Fantastic 4 - XB - Review
With so many superheroes seeing the transition from comics to film to video games, it seems only right that Reed Richards and crew get the same treatment. The Fantastic Four is the latest comic franchise to traverse the silver screen, and Activision is releasing a game based on the upcoming movie. The game features some great gameplay with touches of both the Spider-Man 2 game and X-Men Legends, complete with fully destructible environments and raging multiplayer action. While the game doesn’t quite feel as developed as either of the previously mentioned titles, it borrows some of the best elements from both to create a solid superhero experience.
The game follows the plot of the film as the Fantastic Four – Reed Richards (Mr. Fantastic), Sue Storm (Invisible Girl), Johnny Storm (Human Torch) and Ben Grimm (The Thing) – battle it out against their friend-turned-supervillain, Dr. Victor Von Doom, or Dr. Doom for short. Along the way, you battle against other foes and gradually come to terms with your newly acquired abilities and, in some cases, physical attributes.
The game pushes the player through the storyline, giving them control over each member of the four at certain times. Occasionally, you’ll be able to play as more than one and up all four members of the team. You can switch between available teammates on the fly by pressing a direction on the D-Pad, similar to the system used in X-Men Legends. You can also perform a variety of combos and moves unique to each character.
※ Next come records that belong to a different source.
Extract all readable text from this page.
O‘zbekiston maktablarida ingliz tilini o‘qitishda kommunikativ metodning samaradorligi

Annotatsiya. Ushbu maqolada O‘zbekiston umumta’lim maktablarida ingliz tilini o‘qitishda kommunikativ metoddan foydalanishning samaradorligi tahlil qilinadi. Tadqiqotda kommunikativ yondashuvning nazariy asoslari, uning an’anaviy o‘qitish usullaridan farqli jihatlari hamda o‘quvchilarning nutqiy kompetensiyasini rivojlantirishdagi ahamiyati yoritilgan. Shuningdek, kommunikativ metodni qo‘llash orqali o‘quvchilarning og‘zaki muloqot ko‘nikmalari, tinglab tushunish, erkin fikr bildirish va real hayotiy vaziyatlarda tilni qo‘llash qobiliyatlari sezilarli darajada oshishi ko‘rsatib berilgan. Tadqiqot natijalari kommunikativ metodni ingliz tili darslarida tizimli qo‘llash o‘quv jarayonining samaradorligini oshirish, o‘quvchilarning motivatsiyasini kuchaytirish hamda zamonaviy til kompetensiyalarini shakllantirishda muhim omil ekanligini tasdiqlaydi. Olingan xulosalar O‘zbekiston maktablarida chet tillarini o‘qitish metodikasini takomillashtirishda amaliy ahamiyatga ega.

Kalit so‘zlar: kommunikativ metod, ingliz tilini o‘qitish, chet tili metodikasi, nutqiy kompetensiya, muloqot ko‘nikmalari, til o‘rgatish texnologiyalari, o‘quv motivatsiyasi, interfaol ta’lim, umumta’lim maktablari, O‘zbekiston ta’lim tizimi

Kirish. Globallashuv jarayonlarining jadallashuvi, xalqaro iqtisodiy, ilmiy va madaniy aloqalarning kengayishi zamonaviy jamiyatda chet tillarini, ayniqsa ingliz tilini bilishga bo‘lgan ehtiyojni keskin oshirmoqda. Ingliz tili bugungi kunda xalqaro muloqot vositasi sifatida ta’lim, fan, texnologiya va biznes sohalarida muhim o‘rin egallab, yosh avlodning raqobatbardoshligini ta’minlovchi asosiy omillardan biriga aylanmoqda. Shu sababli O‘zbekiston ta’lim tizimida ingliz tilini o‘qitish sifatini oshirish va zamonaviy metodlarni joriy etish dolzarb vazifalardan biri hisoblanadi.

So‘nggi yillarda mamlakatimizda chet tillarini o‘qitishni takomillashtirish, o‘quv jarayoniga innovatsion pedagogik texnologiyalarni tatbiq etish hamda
For example, the Human Torch can shoot fireballs at enemies and burn holes through doors, the Invisible Girl can go invisible and sneak past foes, and the Thing can pick up huge objects like cars and knock around his opponents with them. In another nod to X-Men Legends, you can perform team combos and pair up attacks with other enemies.
Aside from the straight up fighting, there are some mini-game puzzles that you must complete to proceed through the game. For example, Reed can hack through doors by completing puzzles where you must link up an electrical conduit within a certain time limit. Also, there are some reflex puzzles that require you to tap a button on the controller quickly for a few seconds to do certain things, like destroy a fire escape with a gun-totting gang member on it and so on.
Unfortunately, there is a bit of a downside to the Fantastic Four. It borrows heavily from the top two Marvel superhero-based games, Spider-Man 2 and X-Men Legends (both also made by Activision), but becomes a bit of a jack-of-all-trades master-of-none. The combat elements feel like Spider-Man 2, but the game lacks its overall non-linear, free-roaming wow factor. Also present are the team-based elements found in X-Men Legends, but missing are the deep character development factors.
Graphically, Fantastic Four looks pretty good, with the characters bearing the likenesses of their film counterparts. The Fantastic Four character models are well animated, as Mr. Fantastic’s arms will stretch and flail about as he performs combos, and the ground will crack whenever Invisible Girl lets out a force explosion. The environments also look pretty impressive, and have a good amount of destructibility to them, especially when the Thing is tearing through. Unfortunately, the enemies look pretty simplistic and lack overall detail and the camera angles can get a little irksome as the onscreen action intensifies.
The sound department is pretty impressive, as the film stars lend their voices to give the characters an authentic personality. The music is pretty good as well, as the rock soundtrack gives the game a good sense of atmosphere.
Fantastic Four is a solid action game and a pretty good licensed one. While the game doesn’t provide as deep an experience as other certain titles in the genre, it still is worth checking out if you are a fan of the comic series or if you are looking forward to the upcoming flick.
Review Scoring Details for Fantastic Four
The gameplay is very fun, allowing you to rack up combos and take on multiple enemies at once. The team-based elements are great, calling to mind X-Men Legends. Unfortunately, the game lacks depth and feels pretty linear, making the adventure short lived overall.
Graphically, Fantastic Four has its high points and its lows. The Fantastic Four look great, complete with the likenesses of the film actors. The environments are also impressive and almost fully destructible. The downside is the simplistic look of the enemies, the camera issues and the overall lack of detail.
The sound is great, featuring the voice talents of the film’s stars. The music is also pretty good, giving the game an edgy sense of atmosphere.
While it isn’t the best superhero action game, it does borrow heavily from the two top dogs, Spiderman 2 and X-Men Legends.
The multiplayer is great, giving the deep team elements in the game. Pairing up and completing the game co-operatively is definitely the way the game was meant to be played.
Fantastic Four won’t take you too terribly long to complete, and the gameplay isn't too terribly deep or non-linear. However, Fantastic Four is still a fun game with some solid team-play elements that fans of the comic would do well to check out.